Monday, June 29, 2009

Sensitive

How do I begin a blog about being sensitive without well, seeming .... sensitive. I honestly don't know. I had a good friend say to me today that my sensitivity level has been beyond max. Now I'm not upset at this friend, the truth is, I have been. Lately, I have been well, sensitive. But what exactly does that mean?

sensitive
–adjective

1. endowed with sensation; having perception through the senses.


2. readily or excessively affected by external agencies or influences.


3. having acute mental or emotional sensibility; aware of and responsive to the feelings of others.


4. easily pained, annoyed, etc.


5. pertaining to or connected with the senses or sensation.

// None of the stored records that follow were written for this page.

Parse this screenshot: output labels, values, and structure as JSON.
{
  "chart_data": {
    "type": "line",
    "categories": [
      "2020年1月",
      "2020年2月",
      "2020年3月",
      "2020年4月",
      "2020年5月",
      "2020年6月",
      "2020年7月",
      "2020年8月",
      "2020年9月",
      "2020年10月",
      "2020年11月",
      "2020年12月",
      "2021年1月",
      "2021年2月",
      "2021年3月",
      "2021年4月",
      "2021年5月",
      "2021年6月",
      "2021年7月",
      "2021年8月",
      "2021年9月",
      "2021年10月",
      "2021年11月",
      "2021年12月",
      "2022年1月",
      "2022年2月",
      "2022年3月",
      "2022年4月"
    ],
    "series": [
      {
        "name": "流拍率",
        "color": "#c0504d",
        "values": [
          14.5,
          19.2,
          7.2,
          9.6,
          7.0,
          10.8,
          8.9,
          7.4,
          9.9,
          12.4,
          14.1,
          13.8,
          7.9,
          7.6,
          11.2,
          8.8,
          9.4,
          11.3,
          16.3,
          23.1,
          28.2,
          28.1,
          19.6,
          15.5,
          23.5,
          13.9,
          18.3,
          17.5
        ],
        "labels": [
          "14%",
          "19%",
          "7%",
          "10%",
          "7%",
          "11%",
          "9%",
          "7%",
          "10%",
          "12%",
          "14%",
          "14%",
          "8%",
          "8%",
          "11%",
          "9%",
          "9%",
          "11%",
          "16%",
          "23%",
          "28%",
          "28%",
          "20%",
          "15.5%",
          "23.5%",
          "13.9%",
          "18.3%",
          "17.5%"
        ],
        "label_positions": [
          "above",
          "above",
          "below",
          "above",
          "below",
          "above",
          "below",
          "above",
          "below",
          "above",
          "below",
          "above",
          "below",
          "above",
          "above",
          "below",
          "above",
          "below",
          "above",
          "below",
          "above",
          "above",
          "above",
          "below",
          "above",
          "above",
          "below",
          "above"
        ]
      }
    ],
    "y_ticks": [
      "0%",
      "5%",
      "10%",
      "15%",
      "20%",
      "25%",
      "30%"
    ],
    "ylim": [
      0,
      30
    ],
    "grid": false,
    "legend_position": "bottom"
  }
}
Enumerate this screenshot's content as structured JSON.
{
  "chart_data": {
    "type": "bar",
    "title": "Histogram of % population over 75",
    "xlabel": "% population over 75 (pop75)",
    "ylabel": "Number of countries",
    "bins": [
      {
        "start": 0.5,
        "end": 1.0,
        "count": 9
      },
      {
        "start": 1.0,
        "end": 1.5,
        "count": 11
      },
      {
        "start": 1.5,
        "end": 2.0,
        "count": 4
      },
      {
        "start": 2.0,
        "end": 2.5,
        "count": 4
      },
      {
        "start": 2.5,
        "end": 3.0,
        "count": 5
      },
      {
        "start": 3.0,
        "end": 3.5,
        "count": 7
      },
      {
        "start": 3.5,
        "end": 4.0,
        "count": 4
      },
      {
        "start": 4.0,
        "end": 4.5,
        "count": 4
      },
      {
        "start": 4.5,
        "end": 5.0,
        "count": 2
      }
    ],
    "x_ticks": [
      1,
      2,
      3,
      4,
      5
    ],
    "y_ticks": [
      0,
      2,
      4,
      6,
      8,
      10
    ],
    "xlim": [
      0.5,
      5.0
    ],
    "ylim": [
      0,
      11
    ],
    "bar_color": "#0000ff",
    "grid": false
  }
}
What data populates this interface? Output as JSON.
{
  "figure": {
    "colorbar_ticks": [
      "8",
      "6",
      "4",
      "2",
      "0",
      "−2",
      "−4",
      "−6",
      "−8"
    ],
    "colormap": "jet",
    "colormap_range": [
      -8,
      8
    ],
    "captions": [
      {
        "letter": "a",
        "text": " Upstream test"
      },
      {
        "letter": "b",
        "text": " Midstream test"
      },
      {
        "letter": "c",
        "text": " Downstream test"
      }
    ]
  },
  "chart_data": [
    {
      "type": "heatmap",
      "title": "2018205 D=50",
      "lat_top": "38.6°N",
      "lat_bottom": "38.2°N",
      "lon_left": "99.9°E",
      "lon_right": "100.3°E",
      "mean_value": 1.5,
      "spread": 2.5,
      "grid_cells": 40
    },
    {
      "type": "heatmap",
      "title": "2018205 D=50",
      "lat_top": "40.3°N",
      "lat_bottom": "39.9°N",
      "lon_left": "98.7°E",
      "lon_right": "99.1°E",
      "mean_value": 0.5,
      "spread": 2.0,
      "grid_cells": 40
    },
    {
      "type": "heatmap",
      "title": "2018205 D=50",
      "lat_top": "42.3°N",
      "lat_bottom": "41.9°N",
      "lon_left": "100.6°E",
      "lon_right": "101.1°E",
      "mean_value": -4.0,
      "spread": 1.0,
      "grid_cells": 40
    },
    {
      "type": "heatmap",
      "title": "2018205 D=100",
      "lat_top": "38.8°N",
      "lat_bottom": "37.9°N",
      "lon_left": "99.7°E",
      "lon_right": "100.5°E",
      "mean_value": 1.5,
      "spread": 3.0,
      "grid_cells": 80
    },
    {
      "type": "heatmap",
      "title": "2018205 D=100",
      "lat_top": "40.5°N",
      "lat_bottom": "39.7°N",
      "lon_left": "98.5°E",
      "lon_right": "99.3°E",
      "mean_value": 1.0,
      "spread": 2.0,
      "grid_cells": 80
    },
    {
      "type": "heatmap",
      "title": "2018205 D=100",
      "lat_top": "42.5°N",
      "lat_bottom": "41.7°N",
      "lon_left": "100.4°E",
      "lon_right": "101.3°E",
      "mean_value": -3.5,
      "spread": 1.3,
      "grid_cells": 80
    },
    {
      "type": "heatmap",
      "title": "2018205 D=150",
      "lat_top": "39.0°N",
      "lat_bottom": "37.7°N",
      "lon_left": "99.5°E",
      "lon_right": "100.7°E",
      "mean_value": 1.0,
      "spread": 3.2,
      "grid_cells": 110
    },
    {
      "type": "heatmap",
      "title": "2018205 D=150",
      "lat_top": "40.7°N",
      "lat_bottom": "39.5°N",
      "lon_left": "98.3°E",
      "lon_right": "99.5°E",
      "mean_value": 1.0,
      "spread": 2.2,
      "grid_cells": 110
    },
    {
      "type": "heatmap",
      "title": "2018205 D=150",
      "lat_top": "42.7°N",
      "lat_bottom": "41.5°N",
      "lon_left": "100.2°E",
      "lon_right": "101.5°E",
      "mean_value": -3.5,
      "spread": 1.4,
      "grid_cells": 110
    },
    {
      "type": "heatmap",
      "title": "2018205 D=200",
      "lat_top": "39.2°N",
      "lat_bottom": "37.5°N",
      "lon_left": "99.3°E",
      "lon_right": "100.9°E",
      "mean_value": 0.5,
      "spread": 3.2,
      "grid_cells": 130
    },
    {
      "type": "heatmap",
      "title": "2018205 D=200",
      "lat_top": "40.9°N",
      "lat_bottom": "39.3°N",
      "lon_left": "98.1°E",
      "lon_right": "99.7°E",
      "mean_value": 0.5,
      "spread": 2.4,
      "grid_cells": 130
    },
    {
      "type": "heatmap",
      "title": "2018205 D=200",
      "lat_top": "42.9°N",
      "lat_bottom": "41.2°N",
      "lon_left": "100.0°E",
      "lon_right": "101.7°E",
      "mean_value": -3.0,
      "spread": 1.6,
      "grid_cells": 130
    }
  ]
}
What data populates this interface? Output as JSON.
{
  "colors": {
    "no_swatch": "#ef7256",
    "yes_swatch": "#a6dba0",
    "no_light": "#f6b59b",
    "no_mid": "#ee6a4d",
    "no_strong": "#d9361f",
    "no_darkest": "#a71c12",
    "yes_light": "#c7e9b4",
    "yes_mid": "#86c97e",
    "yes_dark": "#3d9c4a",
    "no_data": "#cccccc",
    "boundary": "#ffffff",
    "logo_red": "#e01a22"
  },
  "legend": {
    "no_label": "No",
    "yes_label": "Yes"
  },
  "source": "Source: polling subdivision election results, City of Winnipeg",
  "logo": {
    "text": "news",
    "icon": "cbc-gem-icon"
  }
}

6. responding to stimuli, as leaves that move when touched.


7. requiring tact or caution; delicate; touchy


8. constructed to indicate, measure, or be affected by small amounts or changes, as a balance or thermometer.






Yes, indeed I am sensitive.



I am perceptive. So much so that most of the time I don’t need someone to tell me anything. The bad part of this most people don’t like people to be able to perceive them. On the other hand I get so frustrated with people not acknowledging what I’m perceiving. The other side of this coin, I hate when people tell me – well, turn it off. Yeah, no it doesn’t work that way. I wish to God it did. But it doesn’t and so there I am. Most of the time I just try to pretend I’m not paying attention, but I am. And I’m so involved in perceiving a situation that I have a hard time being in it.



Readily affected by external influences. The number one thing I need to work on. Not worrying about what “they” think. I say “they” because half the time they isn’t real. They are the messages I’ve filled myself with. But having been my constant companion for 30 years it’s a little hard to not be influenced by the they.



Require tact. Hmmm…. yes, indeed. I need to be handled with tact, which is odd. I’m not a finessed person. I am a compassionate person yet I’m not the one to come to when you need an ego boost. I’m not the one to come to when you want to hear there there it will all be ok. I will say that once maybe twice but then I will turn around and say – ok, get over it move on. Yet, I do require a bit of tact, a bit of sensitivity. It is like expecting something that I myself can’t provide.



So I have been sensitive. Yeah. I have been. I always am. Some days I just hide it better than others. And lately, I can’t seem to. Honestly, I’m scared right now. I need to take actions to make changes in my life and that is frightening to me. So I’m less able to hide my sensitivity. I’m less able to put on the cool facade that the world requires.



Whenever someone says that to me, I do have to ask why are we so disgusted by sensitivity? Why do we wring it out of people as if it was a bad characteristic? Why must we all be so hard? Why can’t we show our sensitivity? Our mental and emotional perceptions must be well hidden and it frustrates me. Because really, why can’t the logical people hide their logic? Must we have a well thought out plan for ever action in the universe? Can’t some things just be.



We have grown to respect logic and disrespect sensitivity (or emotions). I’m tired of it. I’m tired of having to explain to someone the way I perceive the world constantly through emotion.  I mean if you pay attention you can see everything I see. But people choose not to and then look at me like I have a screw loose and they must tip toe around me.



My response – own up and stop expecting me to have a facade like you do. I don’t have a very thick one. It’s about a 1/2″ TOPS. It rains and that’s it, it’s washed away. So just accept it and stop expecting me to not be sensitive. Do you ever think of what you are missing out on? Do you ever think of all the beauty in the world that you rush over or don’t feel because when you put the facade on … well, it’s hard to feel anything really.



So am I sensitive. Yes. Yes I am. So BITE ME already.

1 comment:

  1. This post is great. Gets the ol' thinker going about how I have been to others in the past. I consider myself emotional, but not super-sensitive. But, then again, I'm logical, too. I appreciate it all! I would have to say that it is all valuable- for that is how God made us... we're all unique, have worth, and play a roll. The trouble comes in when we don't value eachother's ways. Or we assume someone should react/ act a particular way. Those who are "sensitive" catch things that the logical members of our society miss. It's a beautiful thing, really because working together can bring about a full picture.